Public benefit requirement for independent charitable schools: Charity Tribunal decision

The Upper Tribunal (Tax and Chancery Chamber) published its decision on 14 October 2011 regarding the public benefit requirement for charitable independent schools following a Judicial review by the ISC and a reference from the Attorney General concerning the Charity Commission's guidance.

This decision consequently affects the Charity Commission's guidance on public benefit as it relates to educational charities. The Tribunal has confirmed the Commission's view that these charities must operate for the public benefit and that this means they must make provision for the poor to benefit from the charity. However, the Tribunal said that the Commission's guidance is not clear in respect of the adequacy of the provision for the poor which should be made. The Tribunal has said that the Commission's guidance should be corrected and so the Commission will amend the guidance.

Meanwhile trustees of educational charities should look at the Tribunal's decision, which can be found on the Tribunal's website.

In particular, trustees of educational charities might want to consider the following parts of the Tribunal's judgment (from paragraphs 217-220):

"It is for the charity trustees of the school concerned to address and assess how their obligations might best be fulfilled in the context of their own particular circumstances. We have indicated some of the benefits which they might consider in paragraph 196 above. Not all of the benefits which the school provides to those other than students paying full fees need to be for the poor. We see no reason why the provision of scholarships or bursaries to students who can pay some, but not all, of the fees should not be seen as for the public benefit. Provided that the operation of the school is seen overall as being for the public benefit, with an appropriate level of benefit for the poor, a subsidy to the not-so-well-off is to be taken account of in the public benefit. It is certainly our view that in the right circumstances, remission of fees for an existing student who has become unable to meet any of the fees due to changed circumstances, should be seen as being not only for the public benefit but as a benefit provided to a person who has become 'poor'.

We have focused on the payment of fees and the provision of benefits. But those are not the only questions which trustees need to consider. They need to consider the question of access more generally and how to treat all their potential beneficiaries fairly. This is not to say that trustees cannot properly make policy decisions which have the effect of ruling out of consideration large numbers of potential beneficiaries. But such policy decisions must be rational and justifiable in the promotion of the public interest. They certainly cannot be capricious.

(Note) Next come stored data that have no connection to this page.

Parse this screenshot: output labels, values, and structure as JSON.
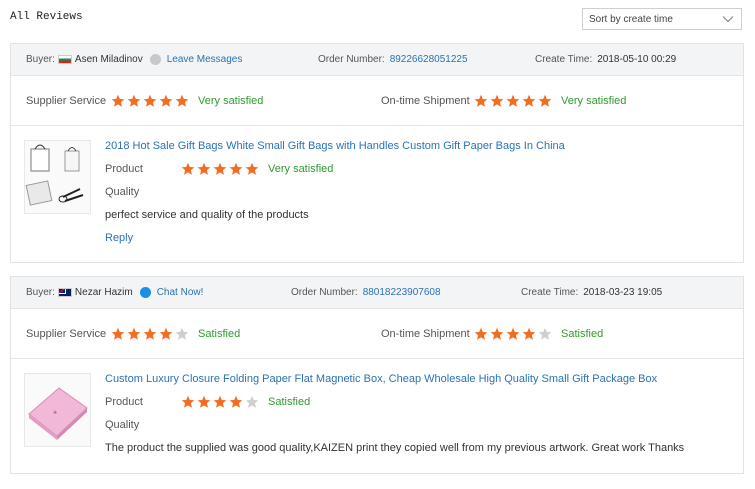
{
  "header": {
    "title": "All Reviews"
  },
  "sort": {
    "selected": "Sort by create time"
  },
  "colors": {
    "star_on": "#f36c21",
    "star_off": "#cfcfcf",
    "link": "#2a72b5",
    "verdict": "#2e9b2e"
  },
  "reviews": [
    {
      "buyer_label": "Buyer:",
      "buyer_name": "Asen Miladinov",
      "flag": "bulgaria-flag",
      "contact_label": "Leave Messages",
      "order_label": "Order Number:",
      "order_number": "89226628051225",
      "time_label": "Create Time:",
      "create_time": "2018-05-10 00:29",
      "supplier_service": {
        "label": "Supplier Service",
        "stars": 5,
        "verdict": "Very satisfied"
      },
      "ontime_shipment": {
        "label": "On-time Shipment",
        "stars": 5,
        "verdict": "Very satisfied"
      },
      "product": {
        "title": "2018 Hot Sale Gift Bags White Small Gift Bags with Handles Custom Gift Paper Bags In China",
        "product_label": "Product",
        "product_stars": 5,
        "product_verdict": "Very satisfied",
        "quality_label": "Quality",
        "comment": "perfect service and quality of the products",
        "reply_label": "Reply"
      }
    },
    {
      "buyer_label": "Buyer:",
      "buyer_name": "Nezar Hazim",
      "flag": "australia-flag",
      "contact_label": "Chat Now!",
      "order_label": "Order Number:",
      "order_number": "88018223907608",
      "time_label": "Create Time:",
      "create_time": "2018-03-23 19:05",
      "supplier_service": {
        "label": "Supplier Service",
        "stars": 4,
        "verdict": "Satisfied"
      },
      "ontime_shipment": {
        "label": "On-time Shipment",
        "stars": 4,
        "verdict": "Satisfied"
      },
      "product": {
        "title": "Custom Luxury Closure Folding Paper Flat Magnetic Box, Cheap Wholesale High Quality Small Gift Package Box",
        "product_label": "Product",
        "product_stars": 4,
        "product_verdict": "Satisfied",
        "quality_label": "Quality",
        "comment": "The product the supplied was good quality,KAIZEN print they copied well from my previous artwork. Great work Thanks"
      }
    }
  ]
}
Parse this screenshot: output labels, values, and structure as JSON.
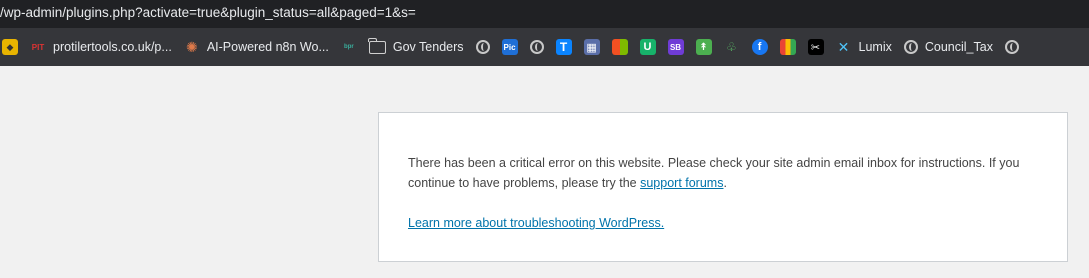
{
  "browser": {
    "url": "/wp-admin/plugins.php?activate=true&plugin_status=all&paged=1&s=",
    "bookmarks": [
      {
        "label": "",
        "icon": "yellow-cube-icon"
      },
      {
        "label": "protilertools.co.uk/p...",
        "icon": "pit-icon"
      },
      {
        "label": "AI-Powered n8n Wo...",
        "icon": "starburst-icon"
      },
      {
        "label": "",
        "icon": "small-logo-icon"
      },
      {
        "label": "Gov Tenders",
        "icon": "folder-icon"
      },
      {
        "label": "",
        "icon": "globe-icon"
      },
      {
        "label": "",
        "icon": "pic-icon"
      },
      {
        "label": "",
        "icon": "globe-icon"
      },
      {
        "label": "",
        "icon": "t-icon"
      },
      {
        "label": "",
        "icon": "grid-icon"
      },
      {
        "label": "",
        "icon": "microsoft-icon"
      },
      {
        "label": "",
        "icon": "u-icon"
      },
      {
        "label": "",
        "icon": "sb-icon"
      },
      {
        "label": "",
        "icon": "stock-icon"
      },
      {
        "label": "",
        "icon": "tree-icon"
      },
      {
        "label": "",
        "icon": "facebook-icon"
      },
      {
        "label": "",
        "icon": "shopping-bag-icon"
      },
      {
        "label": "",
        "icon": "capcut-icon"
      },
      {
        "label": "Lumix",
        "icon": "lumix-icon"
      },
      {
        "label": "Council_Tax",
        "icon": "globe-icon"
      },
      {
        "label": "",
        "icon": "globe-icon"
      }
    ]
  },
  "error": {
    "message_before_link": "There has been a critical error on this website. Please check your site admin email inbox for instructions. If you continue to have problems, please try the ",
    "support_link": "support forums",
    "message_after_link": ".",
    "learn_more_link": "Learn more about troubleshooting WordPress."
  }
}
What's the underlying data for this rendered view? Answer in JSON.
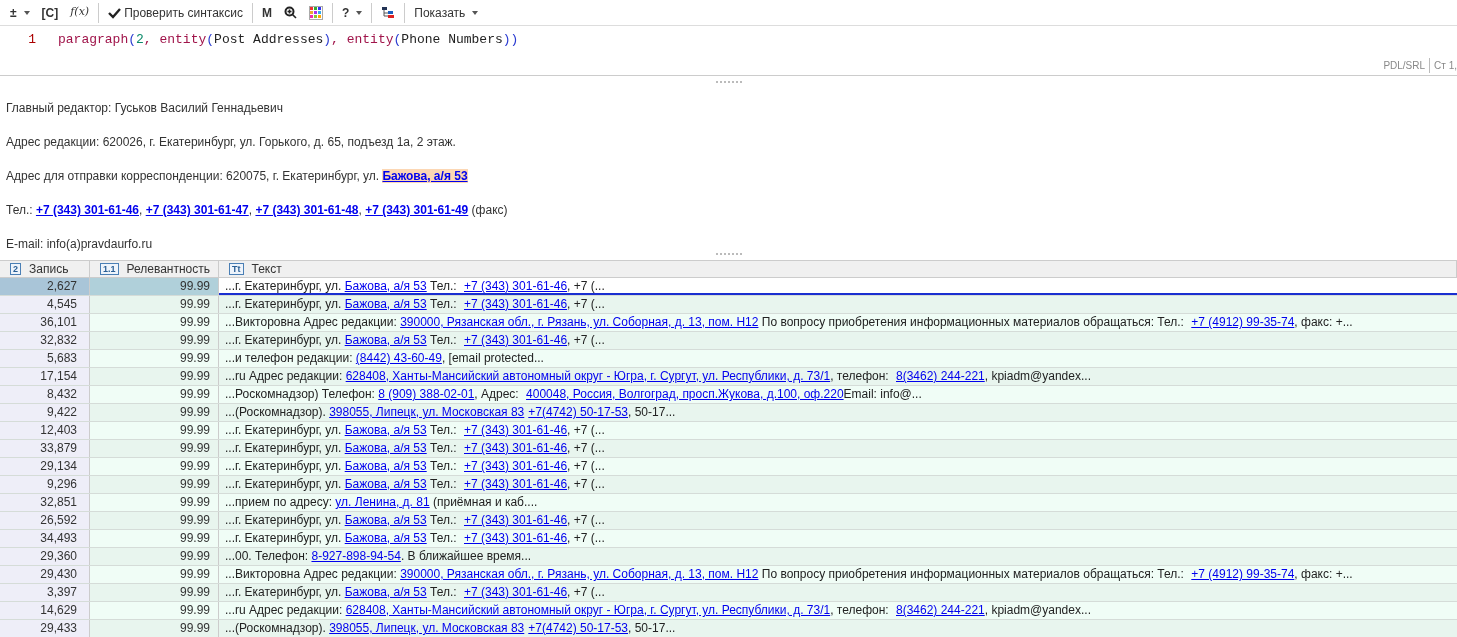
{
  "toolbar": [
    {
      "kind": "text",
      "label": "±",
      "caret": true
    },
    {
      "kind": "text",
      "label": "[C]",
      "caret": false
    },
    {
      "kind": "italic",
      "label": "f(x)",
      "caret": false
    },
    {
      "kind": "sep"
    },
    {
      "kind": "check",
      "label": "Проверить синтаксис",
      "caret": false
    },
    {
      "kind": "sep"
    },
    {
      "kind": "text",
      "label": "M",
      "caret": false
    },
    {
      "kind": "zoom",
      "caret": false
    },
    {
      "kind": "grid",
      "caret": false
    },
    {
      "kind": "sep"
    },
    {
      "kind": "text",
      "label": "?",
      "caret": true
    },
    {
      "kind": "sep"
    },
    {
      "kind": "tree",
      "caret": false
    },
    {
      "kind": "sep"
    },
    {
      "kind": "text",
      "label": "Показать",
      "caret": true
    }
  ],
  "editor": {
    "line_number": "1",
    "tokens": [
      {
        "kind": "function",
        "text": "paragraph"
      },
      {
        "kind": "paren",
        "text": "("
      },
      {
        "kind": "number",
        "text": "2"
      },
      {
        "kind": "function",
        "text": ", entity"
      },
      {
        "kind": "paren",
        "text": "("
      },
      {
        "kind": "plain",
        "text": "Post Addresses"
      },
      {
        "kind": "paren",
        "text": ")"
      },
      {
        "kind": "function",
        "text": ", entity"
      },
      {
        "kind": "paren",
        "text": "("
      },
      {
        "kind": "plain",
        "text": "Phone Numbers"
      },
      {
        "kind": "paren",
        "text": "))"
      }
    ],
    "status": [
      "PDL/SRL",
      "Ст 1,"
    ]
  },
  "preview": [
    [
      {
        "text": "Главный редактор: Гуськов Василий Геннадьевич",
        "kind": "text"
      }
    ],
    [
      {
        "text": "Адрес редакции: 620026, г. Екатеринбург, ул. Горького, д. 65, подъезд 1а, 2 этаж.",
        "kind": "text"
      }
    ],
    [
      {
        "text": "Адрес для отправки корреспонденции: 620075, г. Екатеринбург, ул. ",
        "kind": "text"
      },
      {
        "text": "Бажова, а/я 53",
        "kind": "highlight"
      }
    ],
    [
      {
        "text": "Тел.: ",
        "kind": "text"
      },
      {
        "text": "+7 (343) 301-61-46",
        "kind": "link"
      },
      {
        "text": ", ",
        "kind": "text"
      },
      {
        "text": "+7 (343) 301-61-47",
        "kind": "link"
      },
      {
        "text": ", ",
        "kind": "text"
      },
      {
        "text": "+7 (343) 301-61-48",
        "kind": "link"
      },
      {
        "text": ", ",
        "kind": "text"
      },
      {
        "text": "+7 (343) 301-61-49",
        "kind": "link"
      },
      {
        "text": " (факс)",
        "kind": "text"
      }
    ],
    [
      {
        "text": "E-mail: info(a)pravdaurfo.ru",
        "kind": "text"
      }
    ]
  ],
  "table": {
    "columns": [
      {
        "icon": "2",
        "label": "Запись"
      },
      {
        "icon": "1.1",
        "label": "Релевантность"
      },
      {
        "icon": "Tt",
        "label": "Текст"
      }
    ],
    "rows": [
      {
        "record": "2,627",
        "relevance": "99.99",
        "selected": true,
        "text": [
          {
            "text": "...г. Екатеринбург, ул. ",
            "kind": "text"
          },
          {
            "text": "Бажова, а/я 53",
            "kind": "link"
          },
          {
            "text": " Тел.: ",
            "kind": "text"
          },
          {
            "text": "+7 (343) 301-61-46",
            "kind": "link"
          },
          {
            "text": ", +7 (...",
            "kind": "text"
          }
        ]
      },
      {
        "record": "4,545",
        "relevance": "99.99",
        "selected": false,
        "text": [
          {
            "text": "...г. Екатеринбург, ул. ",
            "kind": "text"
          },
          {
            "text": "Бажова, а/я 53",
            "kind": "link"
          },
          {
            "text": " Тел.: ",
            "kind": "text"
          },
          {
            "text": "+7 (343) 301-61-46",
            "kind": "link"
          },
          {
            "text": ", +7 (...",
            "kind": "text"
          }
        ]
      },
      {
        "record": "36,101",
        "relevance": "99.99",
        "selected": false,
        "text": [
          {
            "text": "...Викторовна Адрес редакции: ",
            "kind": "text"
          },
          {
            "text": "390000, Рязанская обл., г. Рязань, ул. Соборная, д. 13, пом. Н12",
            "kind": "link"
          },
          {
            "text": " По вопросу приобретения информационных материалов обращаться: Тел.: ",
            "kind": "text"
          },
          {
            "text": "+7 (4912) 99-35-74",
            "kind": "link"
          },
          {
            "text": ", факс: +...",
            "kind": "text"
          }
        ]
      },
      {
        "record": "32,832",
        "relevance": "99.99",
        "selected": false,
        "text": [
          {
            "text": "...г. Екатеринбург, ул. ",
            "kind": "text"
          },
          {
            "text": "Бажова, а/я 53",
            "kind": "link"
          },
          {
            "text": " Тел.: ",
            "kind": "text"
          },
          {
            "text": "+7 (343) 301-61-46",
            "kind": "link"
          },
          {
            "text": ", +7 (...",
            "kind": "text"
          }
        ]
      },
      {
        "record": "5,683",
        "relevance": "99.99",
        "selected": false,
        "text": [
          {
            "text": "...и телефон редакции: ",
            "kind": "text"
          },
          {
            "text": "(8442) 43-60-49",
            "kind": "link"
          },
          {
            "text": ", [email protected...",
            "kind": "text"
          }
        ]
      },
      {
        "record": "17,154",
        "relevance": "99.99",
        "selected": false,
        "text": [
          {
            "text": "...ru Адрес редакции: ",
            "kind": "text"
          },
          {
            "text": "628408, Ханты-Мансийский автономный округ - Югра, г. Сургут, ул. Республики, д. 73/1",
            "kind": "link"
          },
          {
            "text": ", телефон: ",
            "kind": "text"
          },
          {
            "text": "8(3462) 244-221",
            "kind": "link"
          },
          {
            "text": ", kpiadm@yandex...",
            "kind": "text"
          }
        ]
      },
      {
        "record": "8,432",
        "relevance": "99.99",
        "selected": false,
        "text": [
          {
            "text": "...Роскомнадзор) Телефон: ",
            "kind": "text"
          },
          {
            "text": "8 (909) 388-02-01",
            "kind": "link"
          },
          {
            "text": ", Адрес: ",
            "kind": "text"
          },
          {
            "text": "400048, Россия, Волгоград, просп.Жукова, д.100, оф.220",
            "kind": "link"
          },
          {
            "text": "Email: info@...",
            "kind": "text"
          }
        ]
      },
      {
        "record": "9,422",
        "relevance": "99.99",
        "selected": false,
        "text": [
          {
            "text": "...(Роскомнадзор). ",
            "kind": "text"
          },
          {
            "text": "398055, Липецк, ул. Московская 83",
            "kind": "link"
          },
          {
            "text": "+7(4742) 50-17-53",
            "kind": "link"
          },
          {
            "text": ", 50-17...",
            "kind": "text"
          }
        ]
      },
      {
        "record": "12,403",
        "relevance": "99.99",
        "selected": false,
        "text": [
          {
            "text": "...г. Екатеринбург, ул. ",
            "kind": "text"
          },
          {
            "text": "Бажова, а/я 53",
            "kind": "link"
          },
          {
            "text": " Тел.: ",
            "kind": "text"
          },
          {
            "text": "+7 (343) 301-61-46",
            "kind": "link"
          },
          {
            "text": ", +7 (...",
            "kind": "text"
          }
        ]
      },
      {
        "record": "33,879",
        "relevance": "99.99",
        "selected": false,
        "text": [
          {
            "text": "...г. Екатеринбург, ул. ",
            "kind": "text"
          },
          {
            "text": "Бажова, а/я 53",
            "kind": "link"
          },
          {
            "text": " Тел.: ",
            "kind": "text"
          },
          {
            "text": "+7 (343) 301-61-46",
            "kind": "link"
          },
          {
            "text": ", +7 (...",
            "kind": "text"
          }
        ]
      },
      {
        "record": "29,134",
        "relevance": "99.99",
        "selected": false,
        "text": [
          {
            "text": "...г. Екатеринбург, ул. ",
            "kind": "text"
          },
          {
            "text": "Бажова, а/я 53",
            "kind": "link"
          },
          {
            "text": " Тел.: ",
            "kind": "text"
          },
          {
            "text": "+7 (343) 301-61-46",
            "kind": "link"
          },
          {
            "text": ", +7 (...",
            "kind": "text"
          }
        ]
      },
      {
        "record": "9,296",
        "relevance": "99.99",
        "selected": false,
        "text": [
          {
            "text": "...г. Екатеринбург, ул. ",
            "kind": "text"
          },
          {
            "text": "Бажова, а/я 53",
            "kind": "link"
          },
          {
            "text": " Тел.: ",
            "kind": "text"
          },
          {
            "text": "+7 (343) 301-61-46",
            "kind": "link"
          },
          {
            "text": ", +7 (...",
            "kind": "text"
          }
        ]
      },
      {
        "record": "32,851",
        "relevance": "99.99",
        "selected": false,
        "text": [
          {
            "text": "...прием по адресу: ",
            "kind": "text"
          },
          {
            "text": "ул. Ленина, д. 81",
            "kind": "link"
          },
          {
            "text": " (приёмная и каб....",
            "kind": "text"
          }
        ]
      },
      {
        "record": "26,592",
        "relevance": "99.99",
        "selected": false,
        "text": [
          {
            "text": "...г. Екатеринбург, ул. ",
            "kind": "text"
          },
          {
            "text": "Бажова, а/я 53",
            "kind": "link"
          },
          {
            "text": " Тел.: ",
            "kind": "text"
          },
          {
            "text": "+7 (343) 301-61-46",
            "kind": "link"
          },
          {
            "text": ", +7 (...",
            "kind": "text"
          }
        ]
      },
      {
        "record": "34,493",
        "relevance": "99.99",
        "selected": false,
        "text": [
          {
            "text": "...г. Екатеринбург, ул. ",
            "kind": "text"
          },
          {
            "text": "Бажова, а/я 53",
            "kind": "link"
          },
          {
            "text": " Тел.: ",
            "kind": "text"
          },
          {
            "text": "+7 (343) 301-61-46",
            "kind": "link"
          },
          {
            "text": ", +7 (...",
            "kind": "text"
          }
        ]
      },
      {
        "record": "29,360",
        "relevance": "99.99",
        "selected": false,
        "text": [
          {
            "text": "...00. Телефон: ",
            "kind": "text"
          },
          {
            "text": "8-927-898-94-54",
            "kind": "link"
          },
          {
            "text": ". В ближайшее время...",
            "kind": "text"
          }
        ]
      },
      {
        "record": "29,430",
        "relevance": "99.99",
        "selected": false,
        "text": [
          {
            "text": "...Викторовна Адрес редакции: ",
            "kind": "text"
          },
          {
            "text": "390000, Рязанская обл., г. Рязань, ул. Соборная, д. 13, пом. Н12",
            "kind": "link"
          },
          {
            "text": " По вопросу приобретения информационных материалов обращаться: Тел.: ",
            "kind": "text"
          },
          {
            "text": "+7 (4912) 99-35-74",
            "kind": "link"
          },
          {
            "text": ", факс: +...",
            "kind": "text"
          }
        ]
      },
      {
        "record": "3,397",
        "relevance": "99.99",
        "selected": false,
        "text": [
          {
            "text": "...г. Екатеринбург, ул. ",
            "kind": "text"
          },
          {
            "text": "Бажова, а/я 53",
            "kind": "link"
          },
          {
            "text": " Тел.: ",
            "kind": "text"
          },
          {
            "text": "+7 (343) 301-61-46",
            "kind": "link"
          },
          {
            "text": ", +7 (...",
            "kind": "text"
          }
        ]
      },
      {
        "record": "14,629",
        "relevance": "99.99",
        "selected": false,
        "text": [
          {
            "text": "...ru Адрес редакции: ",
            "kind": "text"
          },
          {
            "text": "628408, Ханты-Мансийский автономный округ - Югра, г. Сургут, ул. Республики, д. 73/1",
            "kind": "link"
          },
          {
            "text": ", телефон: ",
            "kind": "text"
          },
          {
            "text": "8(3462) 244-221",
            "kind": "link"
          },
          {
            "text": ", kpiadm@yandex...",
            "kind": "text"
          }
        ]
      },
      {
        "record": "29,433",
        "relevance": "99.99",
        "selected": false,
        "text": [
          {
            "text": "...(Роскомнадзор). ",
            "kind": "text"
          },
          {
            "text": "398055, Липецк, ул. Московская 83",
            "kind": "link"
          },
          {
            "text": "+7(4742) 50-17-53",
            "kind": "link"
          },
          {
            "text": ", 50-17...",
            "kind": "text"
          }
        ]
      }
    ]
  }
}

Quite apart from questions of impediment to access by reason of financial means, any school will need to consider whether the provision of some of its facilities can really be justified as either part of or properly ancillary to the advancement of education. This is the 'gold-plating' aspect referred to by the ERG [Education Review Group]. We have to say that some of the activities and facilities revealed in the promotional material produced to us in the case of two schools might well seem astonishing to those who are not familiar with such matters. We recognise that the extent of the activities and facilities provided in any particular school will depend on the school's historic endowment as well as the fees currently charged. In our view, however, where facilities at what we might call the luxury end of education are provided, it will be even more incumbent on the school to demonstrate a real level of public benefit. This is not to impost different standards on different schools; it is simply that where such luxury provision is made, a stringent examination of how it is provided and how the public benefit is satisfied is appropriate.

This is all a matter of judgment for the trustees. There will be no one right answer. There will be one or more minimum benefits below which no reasonable trustees would go but subject to that, the level of provision and the method of its provision is properly a matter for them and not for the Charity Commission or the court."

Trustees of educational charities may also want to look at paras 237-258 of the judgment, where the Tribunal answers some questions posed by the Attorney General which consider some hypothetical examples of educational institutions and whether they are operating for the public benefit.

The steps the Charity Commission will in due course take in reviewing and amending our guidance will be signalled on our website.